Key Highlights
- Lululemon shares plummeted over 12% Thursday following the CEO announcement, reaching a new 52-week low
- Nike veteran Heidi O’Neill, with 27 years at the sportswear giant, will assume the CEO position on September 8, 2026
- Market analysts expressed concern over O’Neill’s lack of experience leading a publicly traded company
- Stifel continues its Hold rating with a price target of $176; 17 analysts have lowered earnings projections
- Year-to-date losses for the athletic apparel retailer now exceed 30% in 2026, with analysts maintaining neutral positions at $190
On Wednesday, Lululemon Athletica announced the appointment of Heidi O’Neill as its incoming chief executive officer. The market response was swift and severe, with shares plunging over 12% Thursday and hitting a new 52-week low of $143.96.
O’Neill’s tenure will officially commence on September 8, 2026, at which point she’ll also become a board member.
Her background includes nearly three decades at Nike, where she held the position of President of Consumer, Product and Brand most recently. While her credentials are impressive, they lack one critical element that concerned the market: experience as a public company chief executive.
Lululemon Athletica Inc., LULU
This gap in her experience surprised market participants. As William Blair analysts pointed out, O’Neill “was not a name bandied around on Wall Street given no prior public company CEO experience.”

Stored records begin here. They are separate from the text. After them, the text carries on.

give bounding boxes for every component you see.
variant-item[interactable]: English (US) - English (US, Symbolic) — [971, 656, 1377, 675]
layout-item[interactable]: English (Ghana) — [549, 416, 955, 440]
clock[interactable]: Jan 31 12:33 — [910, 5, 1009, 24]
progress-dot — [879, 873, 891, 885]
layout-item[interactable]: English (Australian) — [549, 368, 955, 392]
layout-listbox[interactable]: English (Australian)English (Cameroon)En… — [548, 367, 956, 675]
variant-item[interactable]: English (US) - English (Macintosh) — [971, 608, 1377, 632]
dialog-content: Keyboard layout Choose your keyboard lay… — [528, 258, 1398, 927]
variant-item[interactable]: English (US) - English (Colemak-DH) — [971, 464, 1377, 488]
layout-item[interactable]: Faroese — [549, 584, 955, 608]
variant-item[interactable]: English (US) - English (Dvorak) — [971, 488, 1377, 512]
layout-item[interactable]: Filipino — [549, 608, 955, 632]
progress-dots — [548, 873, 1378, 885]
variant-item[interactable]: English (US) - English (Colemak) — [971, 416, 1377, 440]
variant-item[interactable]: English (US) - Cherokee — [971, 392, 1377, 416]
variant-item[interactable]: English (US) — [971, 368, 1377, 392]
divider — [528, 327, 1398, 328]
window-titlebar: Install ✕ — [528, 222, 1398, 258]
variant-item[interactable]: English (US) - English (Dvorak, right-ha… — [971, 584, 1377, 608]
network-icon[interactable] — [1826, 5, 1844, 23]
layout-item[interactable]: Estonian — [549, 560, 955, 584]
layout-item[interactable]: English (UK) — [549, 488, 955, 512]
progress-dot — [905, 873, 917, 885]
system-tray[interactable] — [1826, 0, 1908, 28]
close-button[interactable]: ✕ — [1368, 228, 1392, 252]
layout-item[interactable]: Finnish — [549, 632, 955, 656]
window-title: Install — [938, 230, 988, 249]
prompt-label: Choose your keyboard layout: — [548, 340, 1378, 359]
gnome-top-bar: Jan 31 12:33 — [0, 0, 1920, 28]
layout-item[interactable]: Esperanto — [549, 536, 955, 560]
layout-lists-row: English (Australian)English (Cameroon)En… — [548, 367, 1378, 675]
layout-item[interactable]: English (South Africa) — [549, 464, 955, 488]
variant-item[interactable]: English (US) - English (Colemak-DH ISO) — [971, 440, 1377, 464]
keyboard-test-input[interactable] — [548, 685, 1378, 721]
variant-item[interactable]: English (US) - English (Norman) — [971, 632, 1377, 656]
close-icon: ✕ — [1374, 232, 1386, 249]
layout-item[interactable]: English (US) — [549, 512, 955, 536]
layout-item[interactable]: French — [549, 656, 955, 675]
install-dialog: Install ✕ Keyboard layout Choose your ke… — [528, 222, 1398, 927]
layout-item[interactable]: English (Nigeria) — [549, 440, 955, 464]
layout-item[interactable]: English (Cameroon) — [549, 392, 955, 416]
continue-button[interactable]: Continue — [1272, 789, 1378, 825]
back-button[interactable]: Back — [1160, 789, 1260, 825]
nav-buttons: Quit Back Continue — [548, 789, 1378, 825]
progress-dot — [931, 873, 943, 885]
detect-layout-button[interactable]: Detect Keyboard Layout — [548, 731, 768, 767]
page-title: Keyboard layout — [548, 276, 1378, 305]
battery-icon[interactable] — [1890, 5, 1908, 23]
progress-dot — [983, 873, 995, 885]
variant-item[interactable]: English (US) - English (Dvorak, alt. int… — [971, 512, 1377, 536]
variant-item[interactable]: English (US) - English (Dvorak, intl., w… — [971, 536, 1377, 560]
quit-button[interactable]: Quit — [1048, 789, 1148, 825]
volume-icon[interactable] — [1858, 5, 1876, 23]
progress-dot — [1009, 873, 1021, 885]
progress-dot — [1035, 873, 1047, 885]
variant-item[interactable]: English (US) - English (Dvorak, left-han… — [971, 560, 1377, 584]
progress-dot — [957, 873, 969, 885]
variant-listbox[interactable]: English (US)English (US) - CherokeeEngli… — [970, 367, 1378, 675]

The extended timeline compounds the challenge. With O’Neill not starting until September, Lululemon faces several more months operating without permanent leadership at the helm. This extended transition period comes at an inopportune moment for a company already navigating turbulent waters.
O’Neill steps into the position vacated by Calvin McDonald, who departed in January. The leadership vacuum arrives amid heightened pressure from activist investor Elliott Investment Management and founder Chip Wilson, both advocating for governance reforms.
Analyst Perspectives
Stifel has reaffirmed its Hold position on LULU while maintaining its $176 price target. Based on Thursday’s closing price of $144.03, this suggests roughly 22% upside potential.

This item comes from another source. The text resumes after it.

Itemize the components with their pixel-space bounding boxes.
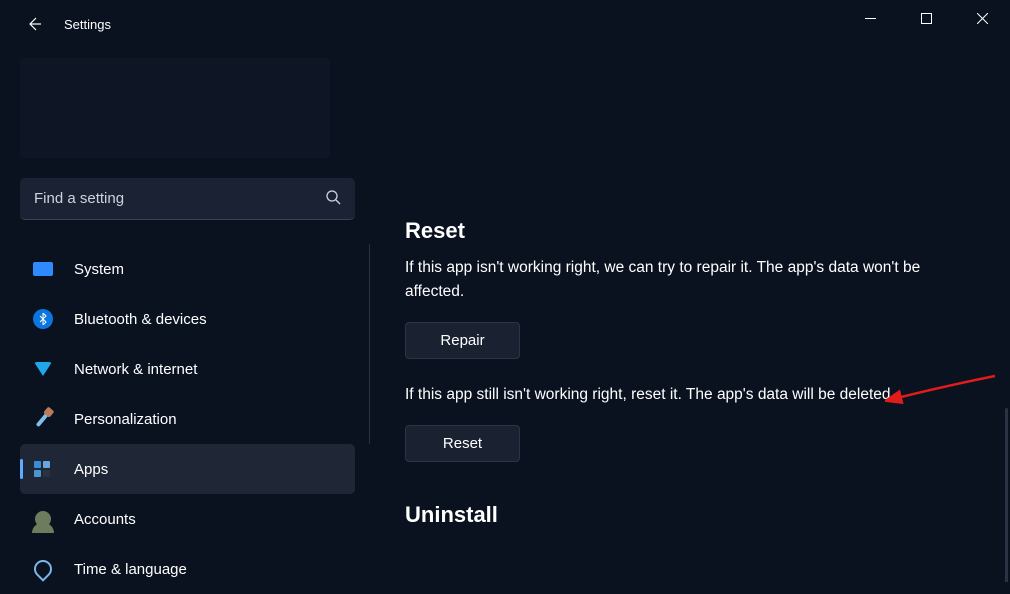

The investment firm acknowledged O’Neill’s strengths in brand development and distribution strategy. However, Stifel raised questions about the company’s capacity to control fixed expenses and expand market share in an increasingly crowded domestic landscape.
Their valuation methodology applies a 13x multiple to projected fiscal 2027 earnings per share of $13.50, arriving at the $176 target.
Firms including Piper Sandler, Baird, and Guggenheim maintained their existing ratings, each setting price objectives at $190. Guggenheim’s Simon Siegel commented that the selection “might surprise many investors” — an assessment validated by Thursday’s market reaction.
The Nike Connection
O’Neill’s extensive history at Nike presents an unavoidable comparison, particularly given Nike’s current challenges. Nike shares have similarly declined nearly 30% in 2026 as the company navigates its own strategic pivot, potentially amplifying investor concerns about O’Neill’s appointment.
The fairness of this association remains debatable. O’Neill’s responsibilities centered on consumer engagement and brand strategy rather than operational management, and Stifel indicated her expertise aligns well with Lululemon’s strategic direction.
LULU currently commands a P/E ratio of 10.9. According to InvestingPro analysis, current valuation levels suggest the stock may be underpriced, despite 17 analysts reducing earnings forecasts ahead of the upcoming earnings report.
From an expansion perspective, Lululemon continues its international growth strategy with its Mexican market entry through lululemon.mx, planning to open eight new locations during fiscal 2026.
Shares have declined more than 30% year-to-date, trading near the 52-week low of $143.96.